По-видимому, не будет большой ошибкой счесть, что основной движущей
силой авангардистской идеологии было всё же богемное самосознание.
К тому времени, когда авангардные устремления охватили сознание
начинающих архитекторов, «классическая» богема уже
клонилась к закату, что выразилось в пространстве перемещением
героев с Монмартра на Монпарнас. В то же самое время, как известно,
происходило умножение и интернационализация, так сказать, богемы
второго издания. Ядром сознания второй богемы оставалось страстное
отторжение всего предшествовавшего, включая и образование, тяготение
к устной культуре передачи и восприятия информации. Первая мировая
война и вызванное ею разорение надолго свели архитектуру к необходимым
ремонтно-восстановительным работам, что дополнительно подталкивало
авангардистов к объединению архитектурного творчества с новым,
чистым искусством.
Пожалуй не будет преувеличением признать, что при всей
новационности стиля авангардная архитектура была радикально
ретроградной, если иметь в виду основной тренд развития
архитектуры и урбанистики в XIX веке.
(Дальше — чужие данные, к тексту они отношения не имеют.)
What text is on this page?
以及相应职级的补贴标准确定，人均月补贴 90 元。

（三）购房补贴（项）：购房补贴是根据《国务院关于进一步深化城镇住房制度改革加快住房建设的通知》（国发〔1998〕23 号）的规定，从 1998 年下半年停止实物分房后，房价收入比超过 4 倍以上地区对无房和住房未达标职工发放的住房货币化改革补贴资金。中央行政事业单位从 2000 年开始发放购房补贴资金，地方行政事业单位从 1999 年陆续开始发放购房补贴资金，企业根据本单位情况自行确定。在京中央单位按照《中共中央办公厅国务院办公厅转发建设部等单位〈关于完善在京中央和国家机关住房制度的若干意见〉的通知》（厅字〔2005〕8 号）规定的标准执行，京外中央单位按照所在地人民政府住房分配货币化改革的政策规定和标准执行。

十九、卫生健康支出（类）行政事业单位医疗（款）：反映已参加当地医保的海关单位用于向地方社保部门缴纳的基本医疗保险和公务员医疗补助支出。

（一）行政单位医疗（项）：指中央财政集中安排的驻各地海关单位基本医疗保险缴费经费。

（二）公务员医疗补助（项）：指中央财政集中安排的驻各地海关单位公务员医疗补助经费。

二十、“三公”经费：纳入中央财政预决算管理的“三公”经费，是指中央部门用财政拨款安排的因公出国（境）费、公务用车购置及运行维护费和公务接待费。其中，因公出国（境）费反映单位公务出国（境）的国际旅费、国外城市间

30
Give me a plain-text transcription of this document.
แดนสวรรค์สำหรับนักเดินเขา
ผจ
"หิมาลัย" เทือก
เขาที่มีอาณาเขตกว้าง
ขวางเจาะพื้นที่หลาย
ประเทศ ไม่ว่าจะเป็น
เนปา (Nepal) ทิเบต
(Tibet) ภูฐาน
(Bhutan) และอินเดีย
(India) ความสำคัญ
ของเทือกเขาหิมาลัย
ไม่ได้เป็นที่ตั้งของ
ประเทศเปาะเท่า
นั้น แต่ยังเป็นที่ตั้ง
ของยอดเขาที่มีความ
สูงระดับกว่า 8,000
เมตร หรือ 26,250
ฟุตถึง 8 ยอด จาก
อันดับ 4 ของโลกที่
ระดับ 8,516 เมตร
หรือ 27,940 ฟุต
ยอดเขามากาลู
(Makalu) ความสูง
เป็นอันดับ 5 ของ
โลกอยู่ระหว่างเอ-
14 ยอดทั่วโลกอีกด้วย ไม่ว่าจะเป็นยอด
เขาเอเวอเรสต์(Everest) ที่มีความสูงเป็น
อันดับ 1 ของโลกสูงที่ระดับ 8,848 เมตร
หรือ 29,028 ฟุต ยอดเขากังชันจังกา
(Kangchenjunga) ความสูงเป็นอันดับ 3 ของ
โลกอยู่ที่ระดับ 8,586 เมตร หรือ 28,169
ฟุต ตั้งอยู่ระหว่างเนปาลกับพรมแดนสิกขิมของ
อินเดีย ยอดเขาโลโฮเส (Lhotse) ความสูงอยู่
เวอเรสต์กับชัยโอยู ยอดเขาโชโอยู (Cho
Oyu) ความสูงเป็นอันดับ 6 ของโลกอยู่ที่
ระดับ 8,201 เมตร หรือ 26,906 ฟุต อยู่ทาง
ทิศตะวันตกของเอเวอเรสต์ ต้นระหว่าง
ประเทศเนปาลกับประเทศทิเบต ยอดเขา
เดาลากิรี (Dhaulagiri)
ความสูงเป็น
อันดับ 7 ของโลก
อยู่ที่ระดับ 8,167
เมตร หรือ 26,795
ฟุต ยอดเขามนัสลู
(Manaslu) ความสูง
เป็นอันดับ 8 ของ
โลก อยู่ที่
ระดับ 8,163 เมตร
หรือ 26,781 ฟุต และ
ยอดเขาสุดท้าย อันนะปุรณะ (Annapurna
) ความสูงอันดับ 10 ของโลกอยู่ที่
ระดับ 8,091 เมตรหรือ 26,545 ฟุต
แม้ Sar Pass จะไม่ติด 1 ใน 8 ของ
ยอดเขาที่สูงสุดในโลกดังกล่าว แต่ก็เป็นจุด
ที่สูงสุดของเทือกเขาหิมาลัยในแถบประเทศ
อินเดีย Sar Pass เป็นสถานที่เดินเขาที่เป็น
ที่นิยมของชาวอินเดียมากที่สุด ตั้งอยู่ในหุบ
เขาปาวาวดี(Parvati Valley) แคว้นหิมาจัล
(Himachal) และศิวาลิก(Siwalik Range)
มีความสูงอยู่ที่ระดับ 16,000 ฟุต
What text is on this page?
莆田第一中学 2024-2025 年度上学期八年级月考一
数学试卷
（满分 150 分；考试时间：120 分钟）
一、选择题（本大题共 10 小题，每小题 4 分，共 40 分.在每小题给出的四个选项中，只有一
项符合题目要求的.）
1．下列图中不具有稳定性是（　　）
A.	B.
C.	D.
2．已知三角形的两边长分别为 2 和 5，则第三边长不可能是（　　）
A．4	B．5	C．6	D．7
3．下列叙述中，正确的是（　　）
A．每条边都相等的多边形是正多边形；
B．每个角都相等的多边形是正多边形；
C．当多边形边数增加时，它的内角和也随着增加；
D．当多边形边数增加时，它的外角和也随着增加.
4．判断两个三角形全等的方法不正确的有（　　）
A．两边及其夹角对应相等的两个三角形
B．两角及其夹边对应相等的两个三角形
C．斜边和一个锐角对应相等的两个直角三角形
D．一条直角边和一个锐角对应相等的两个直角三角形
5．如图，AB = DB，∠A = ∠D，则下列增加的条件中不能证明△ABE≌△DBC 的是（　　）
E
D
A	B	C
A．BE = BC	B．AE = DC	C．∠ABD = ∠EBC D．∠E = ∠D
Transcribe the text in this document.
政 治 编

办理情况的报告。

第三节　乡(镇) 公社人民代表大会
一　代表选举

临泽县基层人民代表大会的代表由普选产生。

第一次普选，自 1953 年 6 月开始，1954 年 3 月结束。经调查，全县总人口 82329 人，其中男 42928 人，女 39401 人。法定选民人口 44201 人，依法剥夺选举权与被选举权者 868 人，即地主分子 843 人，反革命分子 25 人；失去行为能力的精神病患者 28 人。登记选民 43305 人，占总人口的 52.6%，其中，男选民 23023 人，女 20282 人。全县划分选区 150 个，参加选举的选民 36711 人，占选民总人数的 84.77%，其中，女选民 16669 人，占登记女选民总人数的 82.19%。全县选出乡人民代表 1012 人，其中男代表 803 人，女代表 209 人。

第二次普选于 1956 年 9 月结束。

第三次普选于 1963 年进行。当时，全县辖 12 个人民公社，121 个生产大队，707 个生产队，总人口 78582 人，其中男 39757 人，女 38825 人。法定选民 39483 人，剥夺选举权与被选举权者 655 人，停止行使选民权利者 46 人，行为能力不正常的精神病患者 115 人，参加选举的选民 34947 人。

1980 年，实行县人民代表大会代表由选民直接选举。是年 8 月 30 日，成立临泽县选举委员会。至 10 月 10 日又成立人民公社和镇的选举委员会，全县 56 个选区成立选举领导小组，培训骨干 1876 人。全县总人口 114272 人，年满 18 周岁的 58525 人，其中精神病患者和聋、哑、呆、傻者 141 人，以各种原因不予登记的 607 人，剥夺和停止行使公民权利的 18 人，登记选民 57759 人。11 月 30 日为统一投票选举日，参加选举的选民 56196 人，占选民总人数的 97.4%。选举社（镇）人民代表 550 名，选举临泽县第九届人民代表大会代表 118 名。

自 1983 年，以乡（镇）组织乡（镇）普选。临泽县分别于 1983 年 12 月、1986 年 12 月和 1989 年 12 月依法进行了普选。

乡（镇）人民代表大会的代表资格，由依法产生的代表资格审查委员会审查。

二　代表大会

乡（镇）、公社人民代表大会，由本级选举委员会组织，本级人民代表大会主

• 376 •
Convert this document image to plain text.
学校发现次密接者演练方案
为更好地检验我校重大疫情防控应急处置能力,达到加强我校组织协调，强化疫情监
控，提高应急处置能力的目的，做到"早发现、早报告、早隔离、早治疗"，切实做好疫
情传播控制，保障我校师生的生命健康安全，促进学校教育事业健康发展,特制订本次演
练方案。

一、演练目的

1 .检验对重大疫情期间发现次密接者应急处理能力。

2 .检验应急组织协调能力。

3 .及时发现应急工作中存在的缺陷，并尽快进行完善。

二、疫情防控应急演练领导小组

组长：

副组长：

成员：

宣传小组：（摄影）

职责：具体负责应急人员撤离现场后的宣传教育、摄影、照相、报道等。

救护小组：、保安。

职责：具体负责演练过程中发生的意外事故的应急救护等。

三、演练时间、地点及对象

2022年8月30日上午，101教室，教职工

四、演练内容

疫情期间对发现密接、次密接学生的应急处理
Основная тенденция
заключалась во все более осознанном развитии профессиональной
деятельности как экспертной и исполнительской относительно
заказа, формируемого другими группами экспертов. Самовыражение
(стержень богемного сознания) не имеет к этой деятельности
иного отношения, чем персонализация понимания задачи. Однако
же глубокое проникновение авангардной идеологии в архитектурные
школы в середине ушедшего века, закрепление её в искусствоведческой
традиции оказывали на культуру (включая культуру заказчика[6])
столь мощное давление, что противостоять ему мало кто рисковал
до последнего времени, опасаясь обвинений в ретроградности.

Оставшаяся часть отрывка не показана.